A recession is a good time to trim fat and improve operations and campaign performance.
Below are some ways I recommend auditing your marketing and advertising performance.
Below are ways I like to audit advertising performance.
- How much are you spending per channel?
- How many conversions are you generating per channel and what’s your cost per acquisition?
- Are you seeing a lower conversion rate during tough economic times compared to the previous year?
- Is the ad creative fresh and relevant to reflect the tough economic times?
I don’t recommend cutting ad spend completely. If there are opportunities to scale back on poor performing channels, this is a good practice. You may also consider putting more money towards top performing channels. It’s never a bad time to improve the structure and set-up of each advertising account as well. Once you audit your performance, you will likely see that there is a good amount of fat to be trimmed and this will only help you in the long run.
Marketing Agency & Employee Performance
During a recession, having a component marketer is more important than any other time. They need to navigate your business through the choppy waters.
If you have an agency or employee, their performance should be audited to ensure they are delivering results to justify their fee/salary.
It can be challenging to deliver strong results during tough times.
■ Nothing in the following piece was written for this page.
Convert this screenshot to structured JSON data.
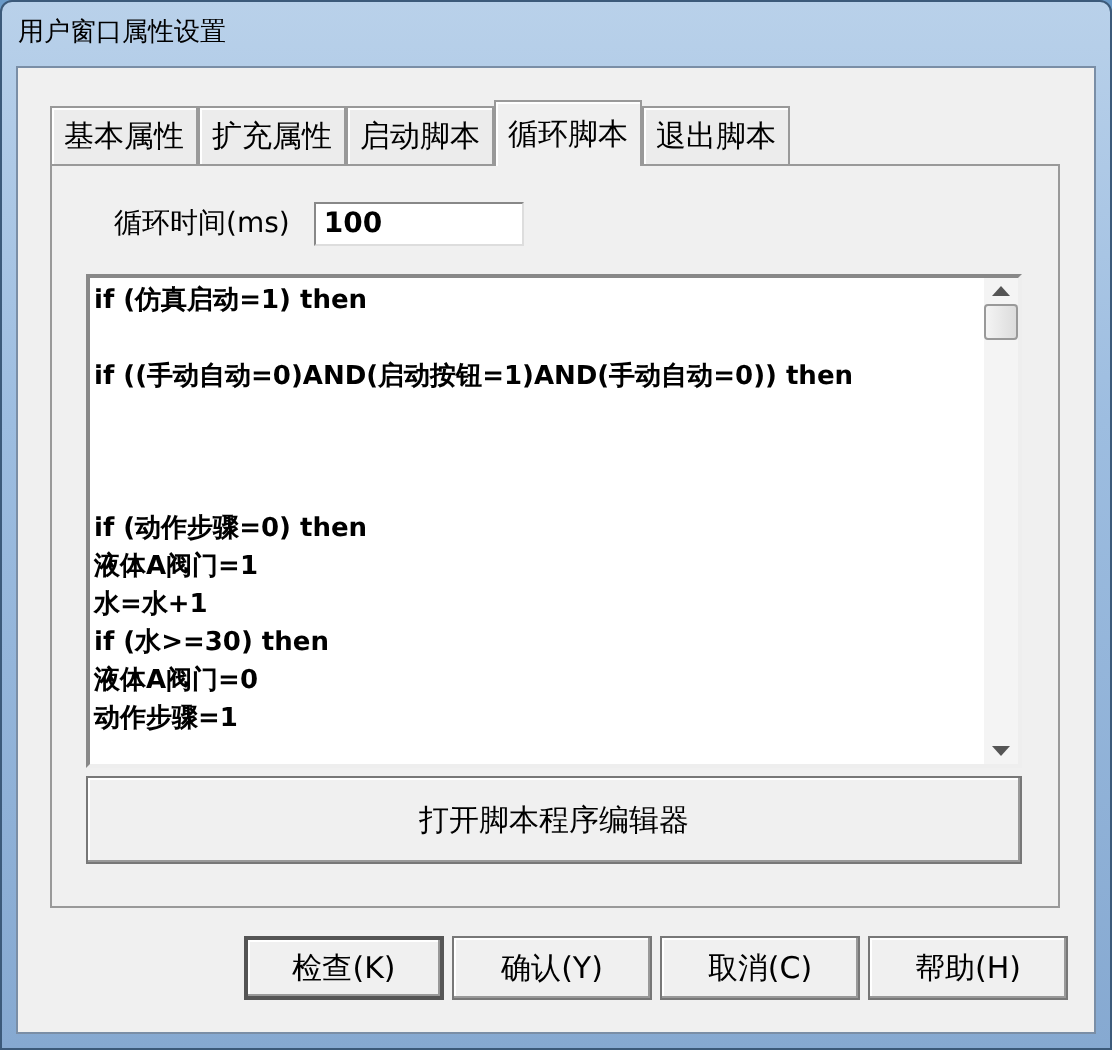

There should still be an explanation for what’s working, what’s not working and why. All of the tasks they’re working on should be evaluated to ensure they align with business objectives and make sense for the situation.
Low Performing Channels
If you are paying someone to perform SEO or social media and are questioning the performance results, this service should be audited. What I recommended investing in during a recession was intended to be handled in-house to save on expenses. If the results aren’t justified, audit this just like you would anything else in your business.
- There are ample marketing opportunities during a recession.
- Don’t completely cut your marketing and advertising budget, instead, scale down and reallocate depending on performance.
- Focus on the most important and profitable services during a recession.
- Audit the performance of your team and vendors as this is a healthy tactic.
- Investing in marketing and advertising will keep your sales pipeline in-tact so there are leads and new business coming through the door.